Autora: Camila Alonso

Nazco el día más aburrido del año (domingo) y le corto el desayuno a mi papá. Como soy del ’97 todos en el curso siempre son más grandes que yo. A los cinco años mi mamá me enseña a leer. Y a partir de ahí pido libros para mis cumpleaños. Empiezo natación. Lo dejo. Empiezo básquet. Lo dejo. Crezco y a los once me creo capaz de escribir novelas de ficción románticas y cuentos de terror. A los doce me doy cuenta de que no puedo. Empiezo gimnasia artística. Lo dejo. Empiezo teatro. Lo dejo. A los catorce me ofrecen ir a un taller de literatura y en la segunda clase decido que no quiero dejar de ir nunca más.

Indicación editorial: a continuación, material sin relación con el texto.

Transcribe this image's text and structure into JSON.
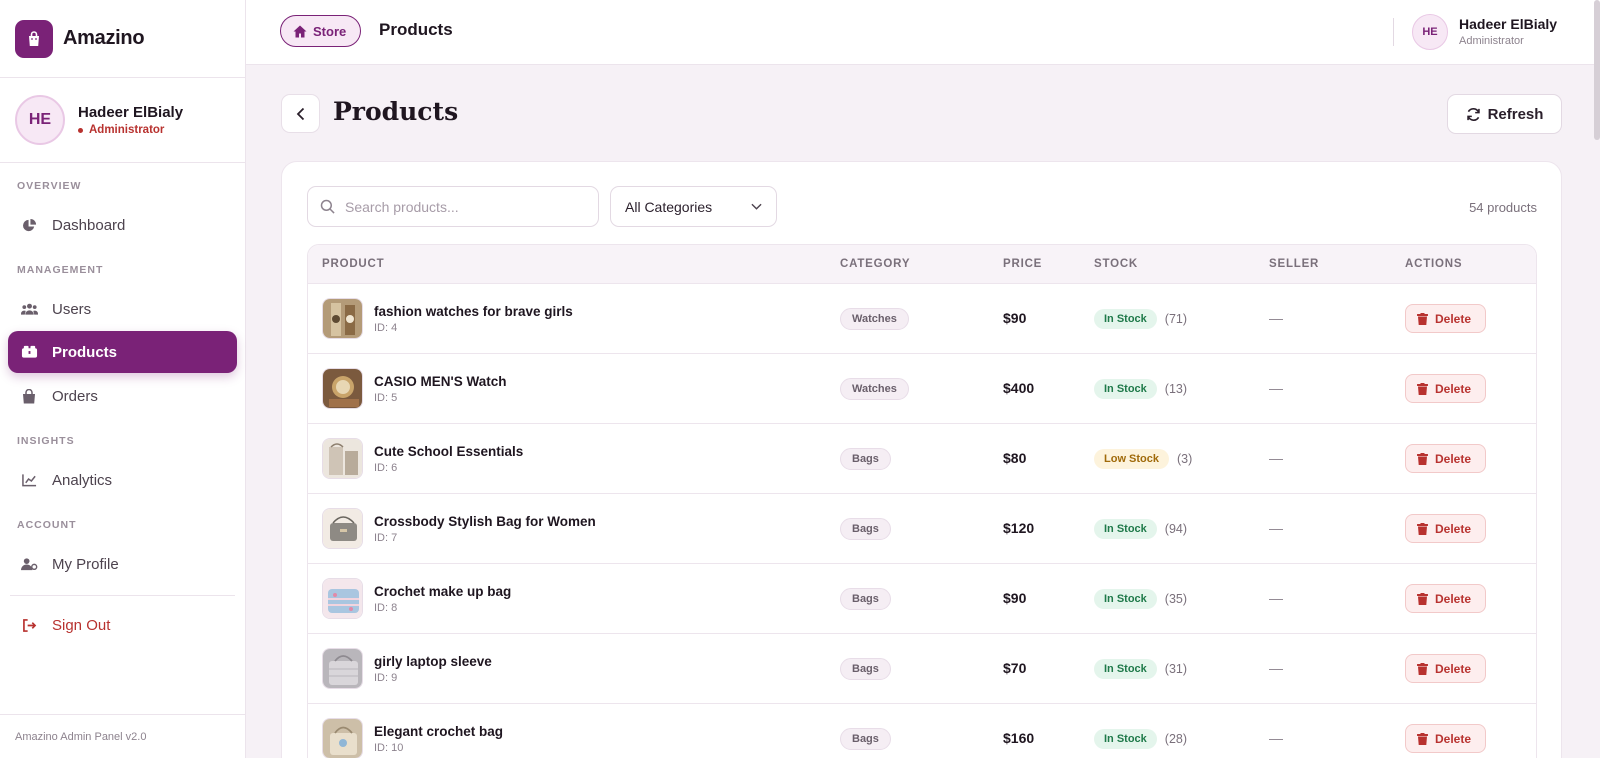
{
  "brand": {
    "name": "Amazino"
  },
  "sidebar_profile": {
    "initials": "HE",
    "name": "Hadeer ElBialy",
    "role": "Administrator"
  },
  "nav": {
    "overview": "OVERVIEW",
    "dashboard": "Dashboard",
    "management": "MANAGEMENT",
    "users": "Users",
    "products": "Products",
    "orders": "Orders",
    "insights": "INSIGHTS",
    "analytics": "Analytics",
    "account": "ACCOUNT",
    "my_profile": "My Profile",
    "sign_out": "Sign Out"
  },
  "footer": "Amazino Admin Panel v2.0",
  "topbar": {
    "store_label": "Store",
    "title": "Products",
    "user_initials": "HE",
    "user_name": "Hadeer ElBialy",
    "user_role": "Administrator"
  },
  "page": {
    "title": "Products",
    "refresh_label": "Refresh"
  },
  "filters": {
    "search_placeholder": "Search products...",
    "category_selected": "All Categories",
    "count_text": "54 products"
  },
  "table": {
    "headers": {
      "product": "PRODUCT",
      "category": "CATEGORY",
      "price": "PRICE",
      "stock": "STOCK",
      "seller": "SELLER",
      "actions": "ACTIONS"
    },
    "delete_label": "Delete",
    "rows": [
      {
        "name": "fashion watches for brave girls",
        "id": "ID: 4",
        "category": "Watches",
        "price": "$90",
        "stock": "In Stock",
        "qty": "(71)",
        "seller": "—"
      },
      {
        "name": "CASIO MEN'S Watch",
        "id": "ID: 5",
        "category": "Watches",
        "price": "$400",
        "stock": "In Stock",
        "qty": "(13)",
        "seller": "—"
      },
      {
        "name": "Cute School Essentials",
        "id": "ID: 6",
        "category": "Bags",
        "price": "$80",
        "stock": "Low Stock",
        "qty": "(3)",
        "seller": "—"
      },
      {
        "name": "Crossbody Stylish Bag for Women",
        "id": "ID: 7",
        "category": "Bags",
        "price": "$120",
        "stock": "In Stock",
        "qty": "(94)",
        "seller": "—"
      },
      {
        "name": "Crochet make up bag",
        "id": "ID: 8",
        "category": "Bags",
        "price": "$90",
        "stock": "In Stock",
        "qty": "(35)",
        "seller": "—"
      },
      {
        "name": "girly laptop sleeve",
        "id": "ID: 9",
        "category": "Bags",
        "price": "$70",
        "stock": "In Stock",
        "qty": "(31)",
        "seller": "—"
      },
      {
        "name": "Elegant crochet bag",
        "id": "ID: 10",
        "category": "Bags",
        "price": "$160",
        "stock": "In Stock",
        "qty": "(28)",
        "seller": "—"
      }
    ]
  },
  "colors": {
    "accent": "#7a2277",
    "danger": "#b8322f",
    "success": "#1f7a4a",
    "warning": "#a06a0a"
  }
}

Pasa un año o dos hasta que encuentro mi estilo y me inclino a escribir cuentos o textos cortos haciendo críticas sociales. También me gusta matar a mis personajes. Termino el secundario y empiezo la facultad. A los 18 participo con un cuento sobre un suicida en un concurso. No gano pero igual mi familia me lleva a comer a Mc Donalds. Sigo escribiendo. Cumplo diecinueve y no tengo ni idea de lo que estoy haciendo, pero sé que quiero seguir haciéndolo.